Я рыдаю и не могу остановиться.
- Мы проведем курс терапии и попробуем вычеркнуть Бето из твоей жизни, – отвечает терапевт.
- Вычеркнуть?
- Вот именно, вычеркнуть. Бето навсегда исчезнет из твоей памяти. Ты согласна на это?
- Вы мозги мне промоете что ли? – Я руками вытерла слезы.
- Я почищу твою память, Ната. Мы добьемся, чтобы воспоминания о нем остались в прошлом, а не в настоящем как сейчас. Их место там, а не здесь. Мы загоним их в прошлое, потому что они нам ни к чему и только мешают. Эти воспоминания принадлежат нам прежним, но не теперешним... Прежде чем избавиться от них, ты должна четко представлять, что их у тебя больше не будет. Никогда не будет. Прежде чем начать, мне нужно знать, согласна ли ты навсегда расстаться с тем, что связывает тебя с Альберто.
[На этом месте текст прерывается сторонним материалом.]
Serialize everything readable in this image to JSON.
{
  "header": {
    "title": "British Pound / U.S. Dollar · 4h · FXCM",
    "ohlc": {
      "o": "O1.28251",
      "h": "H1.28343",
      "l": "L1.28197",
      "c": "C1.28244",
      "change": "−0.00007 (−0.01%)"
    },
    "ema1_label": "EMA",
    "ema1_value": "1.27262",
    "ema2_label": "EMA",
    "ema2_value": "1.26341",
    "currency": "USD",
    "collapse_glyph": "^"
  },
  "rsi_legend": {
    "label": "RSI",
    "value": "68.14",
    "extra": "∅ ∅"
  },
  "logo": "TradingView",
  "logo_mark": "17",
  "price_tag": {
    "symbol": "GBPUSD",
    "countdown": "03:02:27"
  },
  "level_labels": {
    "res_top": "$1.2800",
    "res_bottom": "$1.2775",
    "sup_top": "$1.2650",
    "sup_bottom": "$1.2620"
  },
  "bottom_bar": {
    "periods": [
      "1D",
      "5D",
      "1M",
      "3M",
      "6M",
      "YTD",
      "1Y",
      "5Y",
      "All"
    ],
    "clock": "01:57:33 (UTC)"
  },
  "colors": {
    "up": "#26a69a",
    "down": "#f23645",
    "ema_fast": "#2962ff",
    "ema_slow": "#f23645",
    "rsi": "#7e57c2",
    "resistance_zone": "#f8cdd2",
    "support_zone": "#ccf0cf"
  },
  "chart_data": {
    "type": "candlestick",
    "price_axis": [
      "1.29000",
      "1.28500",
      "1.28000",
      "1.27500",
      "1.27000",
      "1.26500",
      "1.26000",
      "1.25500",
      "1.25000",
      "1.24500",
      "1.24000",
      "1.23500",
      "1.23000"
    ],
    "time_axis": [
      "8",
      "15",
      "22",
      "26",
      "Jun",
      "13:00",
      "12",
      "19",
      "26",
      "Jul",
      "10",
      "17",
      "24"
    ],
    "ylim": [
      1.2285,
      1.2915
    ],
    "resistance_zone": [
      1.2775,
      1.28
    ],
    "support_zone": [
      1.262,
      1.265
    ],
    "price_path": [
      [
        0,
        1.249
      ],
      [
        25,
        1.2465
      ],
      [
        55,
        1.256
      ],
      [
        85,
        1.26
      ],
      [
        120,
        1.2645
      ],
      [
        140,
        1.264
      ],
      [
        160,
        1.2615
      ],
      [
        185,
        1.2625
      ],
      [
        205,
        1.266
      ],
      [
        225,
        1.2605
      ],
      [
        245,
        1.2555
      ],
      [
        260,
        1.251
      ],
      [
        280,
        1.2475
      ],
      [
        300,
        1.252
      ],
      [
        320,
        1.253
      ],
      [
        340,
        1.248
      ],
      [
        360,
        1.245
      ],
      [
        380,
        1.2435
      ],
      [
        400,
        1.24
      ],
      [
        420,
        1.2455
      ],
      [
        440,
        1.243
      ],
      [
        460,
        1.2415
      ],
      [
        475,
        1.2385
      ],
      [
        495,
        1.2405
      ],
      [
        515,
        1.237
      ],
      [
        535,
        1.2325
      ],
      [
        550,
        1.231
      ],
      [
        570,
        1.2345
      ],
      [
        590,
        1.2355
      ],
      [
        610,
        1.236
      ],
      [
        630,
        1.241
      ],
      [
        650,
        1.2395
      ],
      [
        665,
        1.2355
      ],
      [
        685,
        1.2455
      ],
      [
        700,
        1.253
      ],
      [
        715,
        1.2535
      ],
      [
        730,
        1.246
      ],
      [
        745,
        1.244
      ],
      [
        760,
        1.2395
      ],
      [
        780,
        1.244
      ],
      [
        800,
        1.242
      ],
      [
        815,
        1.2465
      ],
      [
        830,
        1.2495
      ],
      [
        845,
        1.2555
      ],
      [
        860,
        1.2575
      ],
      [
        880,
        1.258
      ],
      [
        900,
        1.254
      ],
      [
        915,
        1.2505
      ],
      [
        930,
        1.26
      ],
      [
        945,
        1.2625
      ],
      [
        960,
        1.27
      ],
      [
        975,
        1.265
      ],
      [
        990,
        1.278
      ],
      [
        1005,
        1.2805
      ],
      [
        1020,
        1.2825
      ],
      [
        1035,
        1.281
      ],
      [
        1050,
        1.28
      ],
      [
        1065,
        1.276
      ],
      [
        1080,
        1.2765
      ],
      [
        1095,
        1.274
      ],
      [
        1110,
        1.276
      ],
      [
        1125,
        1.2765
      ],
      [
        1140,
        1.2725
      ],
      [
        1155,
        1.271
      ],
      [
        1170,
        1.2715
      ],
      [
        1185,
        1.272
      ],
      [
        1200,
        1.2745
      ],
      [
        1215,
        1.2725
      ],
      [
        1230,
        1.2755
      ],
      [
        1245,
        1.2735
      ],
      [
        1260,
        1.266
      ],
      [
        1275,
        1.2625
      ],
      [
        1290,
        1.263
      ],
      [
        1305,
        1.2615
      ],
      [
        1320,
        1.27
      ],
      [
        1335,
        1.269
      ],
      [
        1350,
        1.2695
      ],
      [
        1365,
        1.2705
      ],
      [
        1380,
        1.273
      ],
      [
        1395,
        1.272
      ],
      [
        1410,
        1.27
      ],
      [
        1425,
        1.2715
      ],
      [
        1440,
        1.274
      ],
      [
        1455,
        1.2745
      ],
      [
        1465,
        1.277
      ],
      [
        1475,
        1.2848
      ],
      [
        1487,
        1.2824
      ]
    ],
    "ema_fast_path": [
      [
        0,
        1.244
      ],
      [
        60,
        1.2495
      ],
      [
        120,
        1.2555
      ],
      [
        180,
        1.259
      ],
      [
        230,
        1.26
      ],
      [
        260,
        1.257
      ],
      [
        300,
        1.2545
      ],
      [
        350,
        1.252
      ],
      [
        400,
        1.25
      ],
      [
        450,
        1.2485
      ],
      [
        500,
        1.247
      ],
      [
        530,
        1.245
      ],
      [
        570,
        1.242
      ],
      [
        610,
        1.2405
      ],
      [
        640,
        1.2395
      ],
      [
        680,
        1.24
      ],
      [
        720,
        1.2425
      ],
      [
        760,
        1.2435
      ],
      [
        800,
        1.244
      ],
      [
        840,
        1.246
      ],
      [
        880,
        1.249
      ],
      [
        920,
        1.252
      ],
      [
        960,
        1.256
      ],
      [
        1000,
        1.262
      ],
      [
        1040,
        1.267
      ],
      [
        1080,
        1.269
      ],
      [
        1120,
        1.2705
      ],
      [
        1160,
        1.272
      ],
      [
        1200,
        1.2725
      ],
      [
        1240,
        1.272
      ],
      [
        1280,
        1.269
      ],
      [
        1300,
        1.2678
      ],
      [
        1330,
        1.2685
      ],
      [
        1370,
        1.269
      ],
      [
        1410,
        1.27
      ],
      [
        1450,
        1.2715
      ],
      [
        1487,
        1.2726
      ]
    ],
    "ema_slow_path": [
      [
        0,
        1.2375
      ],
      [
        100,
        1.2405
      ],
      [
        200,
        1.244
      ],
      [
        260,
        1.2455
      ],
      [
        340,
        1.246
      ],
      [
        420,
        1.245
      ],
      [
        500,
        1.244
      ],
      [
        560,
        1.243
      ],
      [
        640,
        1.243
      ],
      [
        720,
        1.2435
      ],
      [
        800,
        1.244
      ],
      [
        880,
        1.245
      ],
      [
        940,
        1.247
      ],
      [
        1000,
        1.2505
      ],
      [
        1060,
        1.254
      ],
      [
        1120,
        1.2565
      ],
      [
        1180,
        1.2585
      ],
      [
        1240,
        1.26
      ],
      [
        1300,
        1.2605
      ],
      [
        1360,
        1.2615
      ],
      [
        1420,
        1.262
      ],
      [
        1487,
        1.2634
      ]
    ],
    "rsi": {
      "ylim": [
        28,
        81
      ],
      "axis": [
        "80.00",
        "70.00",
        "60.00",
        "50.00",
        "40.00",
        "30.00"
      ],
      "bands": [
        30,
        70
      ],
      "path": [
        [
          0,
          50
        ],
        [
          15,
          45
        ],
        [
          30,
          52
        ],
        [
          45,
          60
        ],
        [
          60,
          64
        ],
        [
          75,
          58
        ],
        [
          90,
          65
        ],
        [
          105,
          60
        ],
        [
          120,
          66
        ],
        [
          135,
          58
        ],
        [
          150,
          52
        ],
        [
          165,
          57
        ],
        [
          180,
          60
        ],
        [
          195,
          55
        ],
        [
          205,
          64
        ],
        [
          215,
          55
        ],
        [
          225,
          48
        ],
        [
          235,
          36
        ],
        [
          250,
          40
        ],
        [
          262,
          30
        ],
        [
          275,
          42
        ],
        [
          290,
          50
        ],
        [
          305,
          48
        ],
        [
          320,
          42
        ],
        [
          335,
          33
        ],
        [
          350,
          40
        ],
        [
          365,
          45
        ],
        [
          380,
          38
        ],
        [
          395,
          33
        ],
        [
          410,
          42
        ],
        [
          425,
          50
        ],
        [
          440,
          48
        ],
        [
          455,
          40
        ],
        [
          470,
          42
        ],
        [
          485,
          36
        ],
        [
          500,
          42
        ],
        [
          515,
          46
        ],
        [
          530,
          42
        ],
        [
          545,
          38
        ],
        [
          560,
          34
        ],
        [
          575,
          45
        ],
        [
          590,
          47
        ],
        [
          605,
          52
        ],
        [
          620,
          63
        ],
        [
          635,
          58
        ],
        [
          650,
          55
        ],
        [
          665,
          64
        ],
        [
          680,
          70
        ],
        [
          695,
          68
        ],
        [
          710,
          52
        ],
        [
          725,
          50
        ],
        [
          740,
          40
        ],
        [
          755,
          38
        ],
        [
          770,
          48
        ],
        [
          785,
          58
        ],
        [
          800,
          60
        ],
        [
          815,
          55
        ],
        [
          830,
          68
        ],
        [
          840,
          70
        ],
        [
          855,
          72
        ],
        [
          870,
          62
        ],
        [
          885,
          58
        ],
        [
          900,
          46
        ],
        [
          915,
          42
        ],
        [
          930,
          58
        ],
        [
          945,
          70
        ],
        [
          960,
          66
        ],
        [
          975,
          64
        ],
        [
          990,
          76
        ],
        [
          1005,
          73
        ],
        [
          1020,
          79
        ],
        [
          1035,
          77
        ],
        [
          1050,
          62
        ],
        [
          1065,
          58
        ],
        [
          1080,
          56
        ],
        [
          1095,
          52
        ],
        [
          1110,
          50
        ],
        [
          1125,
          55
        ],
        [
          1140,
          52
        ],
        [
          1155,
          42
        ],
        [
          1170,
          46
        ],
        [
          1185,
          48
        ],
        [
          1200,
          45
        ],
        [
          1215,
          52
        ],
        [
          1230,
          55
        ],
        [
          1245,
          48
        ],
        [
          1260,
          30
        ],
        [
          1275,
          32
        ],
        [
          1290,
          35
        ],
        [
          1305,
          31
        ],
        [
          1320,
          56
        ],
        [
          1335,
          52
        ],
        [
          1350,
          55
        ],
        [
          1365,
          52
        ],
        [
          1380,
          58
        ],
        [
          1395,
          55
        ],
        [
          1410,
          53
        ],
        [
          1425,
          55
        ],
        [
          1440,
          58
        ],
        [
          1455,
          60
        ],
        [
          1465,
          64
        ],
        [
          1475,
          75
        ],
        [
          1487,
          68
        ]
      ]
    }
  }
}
- Я хочу, чтобы он ушел, только это...
Терапевт достала старые, громко тикающие часы и спросила, хорошо ли я слышу их тиканье. Тик-так. Я кивнула, спросив, в свою очередь, с опаской:
- Вы станете меня гипнотизировать? И что со мной будет под гипнозом? Не будет ли мне после казаться, что все разгуливают по улице голышом, как было с людьми на какой-то телепередаче?
- Нет, я не стану тебя гипнотизировать, – засмеялась терапевт.
Я тоже робко хихикнула.
- Вернись к воспоминаниям, Ната, и постарайся перенести их из прошлого в наши дни, чтобы понять: они уже не часть тебя. Постарайся добиться, чтобы они ушли и больше никогда не возвращались, или, по крайней мере, не причиняли бы боли, если все же вернутся.
Я высморкалась.
- Нам нужно начать с самого болезненного из воспоминаний о твоих отношениях с Бето. Я имею в виду не причину твоих страданий, а какую-то фразу, сцену из вашей жизни, какую-то картину, пейзаж, словом, то, что больше всего мешает тебе жить сейчас. Ты закроешь глаза и станешь рассказывать об этом, пока тикают часы. Это тиканье будет вести тебя от одного воспоминания к другому. Тебе не нужно выстраивать их в хронологическом порядке. Пусть они текут, как им угодно, под мерное тиканье. Вряд ли ты это поймешь, но часы сами разберутся с ними. Ты будешь перескакивать с одного воспоминания на другое до тех пор, пока я не скажу тебе снова вернуться к первому из них и не сказать мне о нем... Ну что, готова?
- Д-да...
- С чего начнем, Ната?
- С пляжа.
- Что ты помнишь о пляже?
- Мы были там.
- Закрой глаза, Ната, слушай только тиканье часов и рассказывай, что было на пляже.
Я закрыла глаза и постаралась слушать тиканье часов, но услышала лишь громкий автомобильный гудок, донесшийся с улицы. Я не могла сосредоточиться.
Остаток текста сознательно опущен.